[Book Review] Who Built the Moon by Christopher Knight (Watkins, London)

Who Built the Moon is an adroitly handled, simply rendered, and wonderfully argued jaunt through a science that will challenge how open-minded you think you are.

Who Built The Moon?Who Built The Moon? by Christopher Knight
Watkins Publishing, London, 2005. Reprinted 2011.

My rating: 4 of 5 stars

Christopher Knight and Alan Butler’s story is an intriguing scientific journey. While the very title of the book, Who Built the Moon?, may cause your hackles to rise with indignation, it’s at once a challenge to your open-mindedness, and extremely ballsy.

Knight and Butler became curious about the origins of the moon. Their quest to discover the moon’s origins took them (and subsequently, you, as you read this book) to some far out, apparently unrelated, and yet deeply interesting places. You will learn about units of Sumerian measurement, and why they are central to understanding astronomical anomalies. You will learn, as you read, to unravel your own prejudices and follow the path of exploration.

I know very well that those who staunchly defend Science will instantly guffaw at the notion of the moon being built, it is those self-same people who ought to be able to follow the evidence in all of its forms, and be curious about the outcome. At its heart, scientific enquiry requires a sense of adventure and a good imagination.

It’s a difficult subject, and Knight and Butler handle it with clarity, simplicity, and skill. When we got into discussions about quantum mechanics, mobius twists, and the nature of what I will render as ‘multiverses’ rather than ‘multiple universes’, that’s really the only point in the book wherein the content became challenging enough to exercise my brain to the point where it hurt. The remainder of the subject matter was adroitly handled, with a careful simplicity that deserves applause.

But I do have questions. I question the notion of a human-created moon, because it would suppose that at some point we will come to a place where the moon is either threatened or does not exist. I wonder whether anybody has picked up where Knight and Butler have left off, mapping genomes to pixels. I am curious to know what impact this work, and the hypothesis (and results) it presents, have had any impact on communities at all. And if it hasn’t, why hasn’t it?

You can tell I haven’t started querying the internet yet.

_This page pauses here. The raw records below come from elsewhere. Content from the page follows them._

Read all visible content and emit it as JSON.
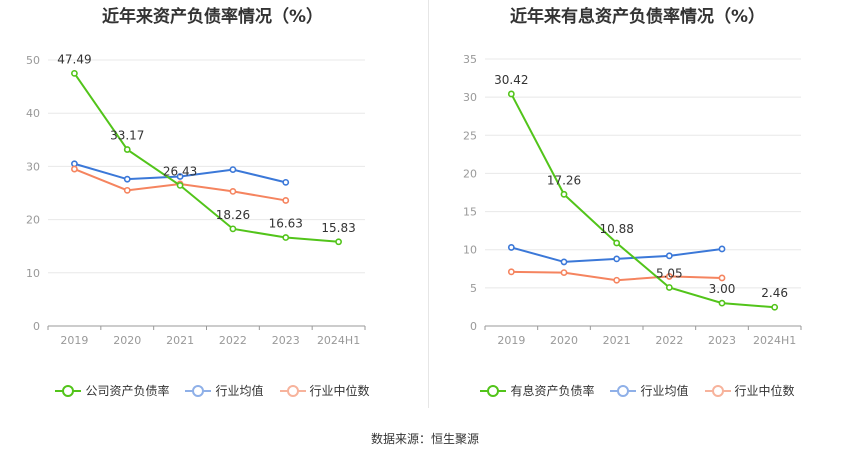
{
  "colors": {
    "green": "#52c41a",
    "blue": "#3b78d8",
    "orange": "#f5845f",
    "grid": "#e8e8e8",
    "axis_text": "#999999"
  },
  "source": "数据来源：恒生聚源",
  "chart_data": [
    {
      "type": "line",
      "title": "近年来资产负债率情况（%）",
      "categories": [
        "2019",
        "2020",
        "2021",
        "2022",
        "2023",
        "2024H1"
      ],
      "ylim": [
        0,
        50
      ],
      "yticks": [
        0,
        10,
        20,
        30,
        40,
        50
      ],
      "series": [
        {
          "name": "公司资产负债率",
          "color": "#52c41a",
          "labels": true,
          "values": [
            47.49,
            33.17,
            26.43,
            18.26,
            16.63,
            15.83
          ]
        },
        {
          "name": "行业均值",
          "color": "#3b78d8",
          "labels": false,
          "values": [
            30.5,
            27.6,
            28.1,
            29.4,
            27.0,
            null
          ]
        },
        {
          "name": "行业中位数",
          "color": "#f5845f",
          "labels": false,
          "values": [
            29.5,
            25.5,
            26.7,
            25.3,
            23.6,
            null
          ]
        }
      ]
    },
    {
      "type": "line",
      "title": "近年来有息资产负债率情况（%）",
      "categories": [
        "2019",
        "2020",
        "2021",
        "2022",
        "2023",
        "2024H1"
      ],
      "ylim": [
        0,
        35
      ],
      "yticks": [
        0,
        5,
        10,
        15,
        20,
        25,
        30,
        35
      ],
      "series": [
        {
          "name": "有息资产负债率",
          "color": "#52c41a",
          "labels": true,
          "values": [
            30.42,
            17.26,
            10.88,
            5.05,
            3.0,
            2.46
          ]
        },
        {
          "name": "行业均值",
          "color": "#3b78d8",
          "labels": false,
          "values": [
            10.3,
            8.4,
            8.8,
            9.2,
            10.1,
            null
          ]
        },
        {
          "name": "行业中位数",
          "color": "#f5845f",
          "labels": false,
          "values": [
            7.1,
            7.0,
            6.0,
            6.5,
            6.3,
            null
          ]
        }
      ]
    }
  ]
}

The only irritating thing with this book, given its beautiful framework of argumentation, was the unnecessary and annoying gaps in the proofing. It’s tough to give a lot of credit to a work wherein the word ‘physicist’ is repeatedly misspelled. Still, we plough onwards. The work is good enough that we can overlook this.

I’m not going to cast here the argumentation in the book. Instead, I will merely exhort you to find it and read it. It’s easily enough read in one sitting, if you have the luxury of uninterrupted time.

To conclude this piece, I’ll take a quote from the book:

“…if someone refuses to look at obvious patterns because they consider a pattern should not be there, then they will see nothing but the reflection of their own prejudices.”